Seine Excellenz, der Herr Reg.-Präsident, begleitet von dem k. Herrn Reg.-Ass. Treppner, dem Herrn k. Kreisbauingenieur Reuß und dem k. Herrn Gendarmerie-Hauptmann Frh. v. Leoprechting, erschienen schon nachts 2 Uhr auf der Brandstätte, um von dem Umfange der Zerstörung persönlich Augenschein zu nehmen, wo derselbe bis 10 Uhr des anderen Tages auf der Brandstätte verweilte und persönlich zweckmäßige Löschungs- und Sicherungsvorkehrungen anordnete. Auch wurden von Sr. Exc. dem k. Herrn Reg.-Präsidenten ein vorläufiger Unterstützungsbeitrag von 500 Fl. dem Hilfskomite zur zweckmäßigen Verfügung überwiesen, und 100 Fl spendeten. Dieselben als eigenes Geschenk zur Vertheilung unter die Hilfsbedürftigen. Heute ist der k. Regierungsrath Frh. v. Gumpenberg als Reg.-Kommissär eingetroffen, um die Leitung des Unterstützungswesens zu übernehmen. Unmittelbar nach seiner Ankunft rückte auch, zur Sicherung der Überreste an beweglichem Eigentum, soweit sich solche bei der eben beginnenden Fortschaffung des Schuttes auffinden lassen, zur Handhabung der Ordnung, wie zur Verhütung von Sicherheitsstörungen, ein Detachement von 55 Mann Infanterie hier ein und hat sich bereits hierorts einkaserniert. (Doell gibt den Totalverlust mit fast 1 Million Gulden, die Entschädigungen mit 340000 Fl., Mobiliarversicherungen mit 180000 Fl. und Spenden mit 80000 Fl. an.)
Zeitgenöss.
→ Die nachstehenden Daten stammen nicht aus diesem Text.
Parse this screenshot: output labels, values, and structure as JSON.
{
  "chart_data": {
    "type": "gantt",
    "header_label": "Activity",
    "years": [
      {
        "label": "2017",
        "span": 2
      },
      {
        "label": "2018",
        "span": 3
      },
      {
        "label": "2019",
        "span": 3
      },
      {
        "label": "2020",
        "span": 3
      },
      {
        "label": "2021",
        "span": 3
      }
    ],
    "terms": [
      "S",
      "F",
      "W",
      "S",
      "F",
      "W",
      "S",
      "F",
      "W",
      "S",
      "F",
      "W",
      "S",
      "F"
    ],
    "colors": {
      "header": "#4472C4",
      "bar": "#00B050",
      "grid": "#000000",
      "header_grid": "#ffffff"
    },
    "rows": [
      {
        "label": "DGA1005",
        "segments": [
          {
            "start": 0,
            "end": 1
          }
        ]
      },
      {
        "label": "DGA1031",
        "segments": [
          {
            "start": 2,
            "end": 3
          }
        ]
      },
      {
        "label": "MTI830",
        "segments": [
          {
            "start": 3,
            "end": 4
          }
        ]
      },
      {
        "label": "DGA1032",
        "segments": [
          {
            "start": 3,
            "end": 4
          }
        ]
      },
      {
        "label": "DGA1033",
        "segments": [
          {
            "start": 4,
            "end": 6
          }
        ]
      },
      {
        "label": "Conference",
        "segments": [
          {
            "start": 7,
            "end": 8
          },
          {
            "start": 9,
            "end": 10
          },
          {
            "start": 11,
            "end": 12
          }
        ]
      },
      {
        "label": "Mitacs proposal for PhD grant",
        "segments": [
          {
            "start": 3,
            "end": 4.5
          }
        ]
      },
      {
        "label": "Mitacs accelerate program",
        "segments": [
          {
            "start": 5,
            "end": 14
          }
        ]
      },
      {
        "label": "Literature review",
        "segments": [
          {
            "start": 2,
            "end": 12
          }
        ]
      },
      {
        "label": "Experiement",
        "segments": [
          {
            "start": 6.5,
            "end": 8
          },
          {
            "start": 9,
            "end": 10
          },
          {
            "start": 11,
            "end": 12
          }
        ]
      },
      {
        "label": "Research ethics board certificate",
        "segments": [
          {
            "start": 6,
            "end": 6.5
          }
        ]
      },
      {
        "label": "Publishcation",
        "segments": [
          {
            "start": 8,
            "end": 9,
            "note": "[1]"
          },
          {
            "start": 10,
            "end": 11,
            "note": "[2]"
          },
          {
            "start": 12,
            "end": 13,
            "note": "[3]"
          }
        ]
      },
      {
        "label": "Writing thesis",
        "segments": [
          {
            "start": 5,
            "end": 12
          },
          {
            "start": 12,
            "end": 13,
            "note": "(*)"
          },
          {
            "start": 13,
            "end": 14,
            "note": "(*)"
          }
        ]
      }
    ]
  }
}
Bericht.
Der Aufruf des „Hülfs-Komites", erlassen zu Kloster Altstadt am 30. April läßt dann den ganzen Umfang jener schrecklichen Wunde erkennen, welche der feurige Arm geschlagen hat: „ . . . mehr als 300 menschliche Wohnungen sind in einen Schutthaufen verwandelt; mehr als 2000 Menschen haben Wohnung und Obdach verloren; weinend sitzen Väter und Mütter, Kinder und Greise auf den Trümmern ihrer Habe. Schwer lastet die Hand des Herrn auf unserer unglücklichen Stadt!" Ein weiteres Dokument für das Ausmaß jenes schrecklichen Unglücks ist ein Bildbericht, eine rührend einfache, getuschte Zeichnung, entstanden kurz nach der Brandkatastrophe, denn noch schwelen kleine Brände über geschwärzten Trümmern; ihrer Dächer beraubt starren die Kirchen und das Schloß; die Treppengiebel von Rathaus und Spital. Die Trümmerstätte beschwört wie ein Phantom die Erinnerung herauf an die Brände des mitleidlosen Bombenkriegs der Jahre 1944-45 . . . Angesichts gnadenlosen Schicksalsschlages rätselt der kleine Mensch an dem Warum? Einige junge Burschen sollen zuvor einmal eine Strohpuppe verbrannt haben, die den Papst dargestellt habe. In den Anwesen des einen von ihnen sei der Brand ausgebrochen. Es war aber nicht ganz so, wie zuverlässig berichtigt wird. Keine Lästerung der Kirche sei beabsichtigt gewesen; es war nur eine Auseinandersetzung zwischen jungen Burschen und kein Frevel, der Gottes Strafe herabzog. Doch eine andere Überlieferung ist glaubwürdig bezeugt, nach der ein Franziskanerpater mit dem - heute noch rauchgeschwärzten - Kreuz der Spitalkirche dem Feuer Einhalt getan.
Und leuchtend erhebt sich auf dunklen Grund das edle Beispiel vielfältiger Guttat an den armen Abbrändlern, das schon innerhalb einiger Jahre die Wunden des Markustages, des großen Brandes vor 100 Jahren heilen ließ.